After the officer’s remarks, the therapist waiting room music cranks back up, and there are a couple more handmade cards. There’s also this photo that I assume was taken back when Jami Resch was chief of police, meaning it’s now more than a month old.

Screen_Shot_2020-07-20_at_10.37.43_AM.png
ppb

Next up: scrolling text of entirely unattributed supportive messages! This must now be an early-aughts personal blog, because the fonts and backgrounds are not in agreement here:

Screen_Shot_2020-07-20_at_10.38.53_AM.png
ppb

Screen_Shot_2020-07-20_at_10.39.18_AM.png
ppb

We see a few more pro-PPB messages of unclear origin and timing, our soundtrack coughs up something like a crescendo, and the video wraps up. Are you overwhelmed by all that support and encouragement?

So, there we have it. It’s an aesthetics-deprived hack job, a lazy appeal to emotion and religion, a desperate bid to control the narrative about protests and policing that has already whirred past them. It’s more inept than it is menacing.

So why can’t I stop watching it? I think the answer might lie in the desperation: Why would a police bureau need to post something so utterly anemic, unless it came from a place of sincere panic over its own future?

In the last few days, the national press has been swarming to cover the federal police officers in Portland—and understandably so. But what they’re missing is that PPB officers have been indiscriminately tear gassing, shooting, and brutalizing protesters and journalists alike since these protests began over 50 days ago. Portland protesters make no secret of the fact that they want police abolition—or, at the very least, substantial cuts to PPB funding. They protest deliberately on police officers’ turf: the Multnomah County Justice Center, police precincts, and the union office for rank-and-file officers.

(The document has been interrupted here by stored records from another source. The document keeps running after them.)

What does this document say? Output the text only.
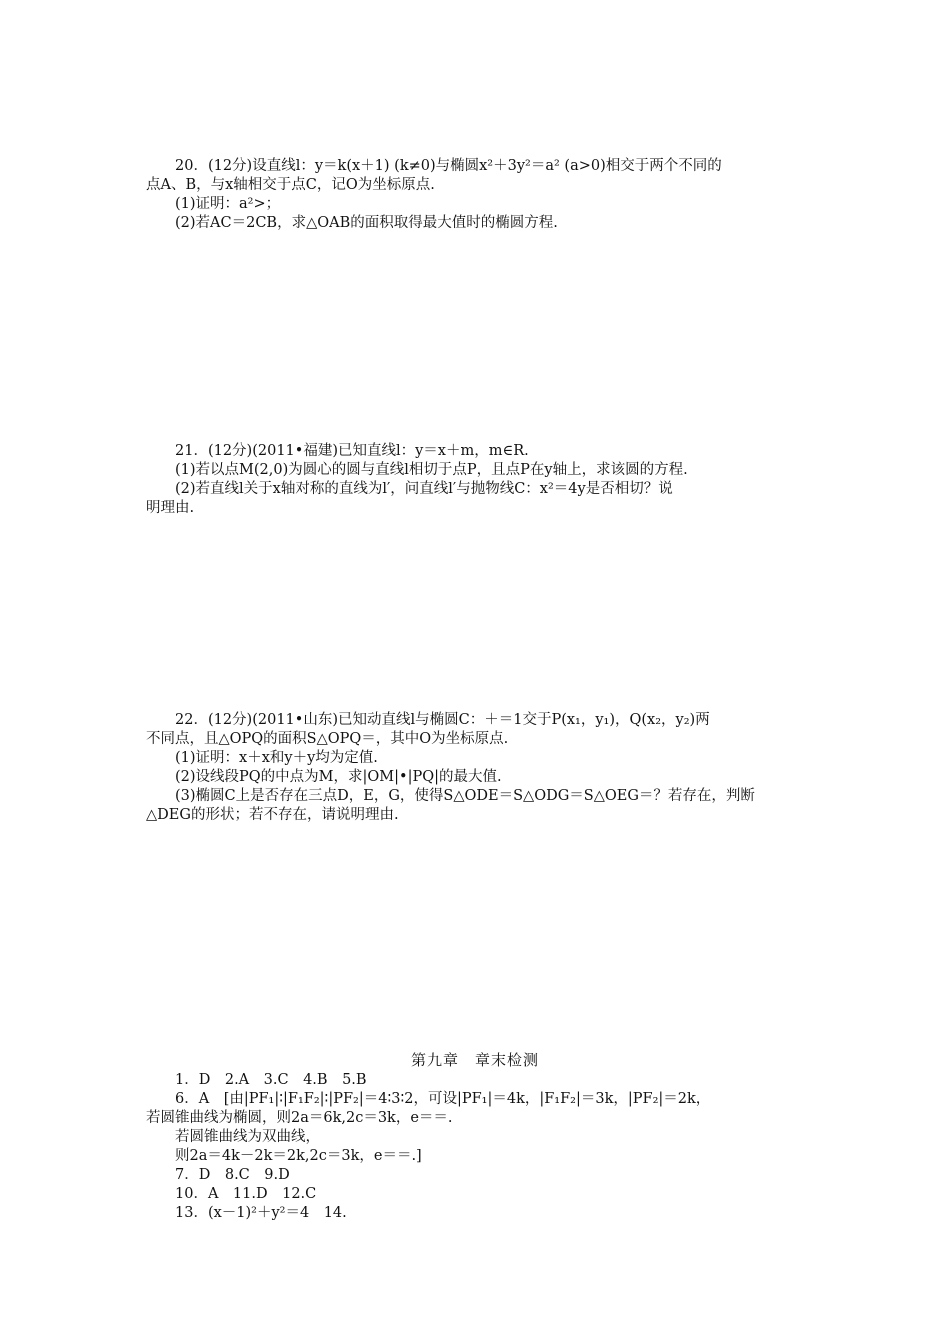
20．(12分)设直线l：y＝k(x＋1) (k≠0)与椭圆x²＋3y²＝a² (a>0)相交于两个不同的
点A、B，与x轴相交于点C，记O为坐标原点.
(1)证明：a²>；
(2)若AC＝2CB，求△OAB的面积取得最大值时的椭圆方程.
21．(12分)(2011•福建)已知直线l：y＝x＋m，m∈R.
(1)若以点M(2,0)为圆心的圆与直线l相切于点P，且点P在y轴上，求该圆的方程.
(2)若直线l关于x轴对称的直线为l′，问直线l′与抛物线C：x²＝4y是否相切？说
明理由.
22．(12分)(2011•山东)已知动直线l与椭圆C：＋＝1交于P(x₁，y₁)，Q(x₂，y₂)两
不同点，且△OPQ的面积S△OPQ＝，其中O为坐标原点.
(1)证明：x＋x和y＋y均为定值.
(2)设线段PQ的中点为M，求|OM|•|PQ|的最大值.
(3)椭圆C上是否存在三点D，E，G，使得S△ODE＝S△ODG＝S△OEG＝？若存在，判断
△DEG的形状；若不存在，请说明理由.
第九章　章末检测
1．D　2.A　3.C　4.B　5.B
6．A　[由|PF₁|∶|F₁F₂|∶|PF₂|＝4∶3∶2，可设|PF₁|＝4k，|F₁F₂|＝3k，|PF₂|＝2k，
若圆锥曲线为椭圆，则2a＝6k,2c＝3k，e＝＝.
若圆锥曲线为双曲线，
则2a＝4k－2k＝2k,2c＝3k，e＝＝.]
7．D　8.C　9.D
10．A　11.D　12.C
13．(x－1)²＋y²＝4　14.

Faced with that existential threat, PPB’s media team scraped all the goodwill and moral certainty it could find at the bottom of some barrel and spat out this video.

How will this video read in a year, then? Maybe it will serve as a reminder of another failed attempt at reigning in the unchecked weight of PPB, something Portlanders have been trying to do for decades and decades. Or maybe, in retrospect, it will look like the flailing Hail Mary of a too-powerful institution that was finally dressed down to size.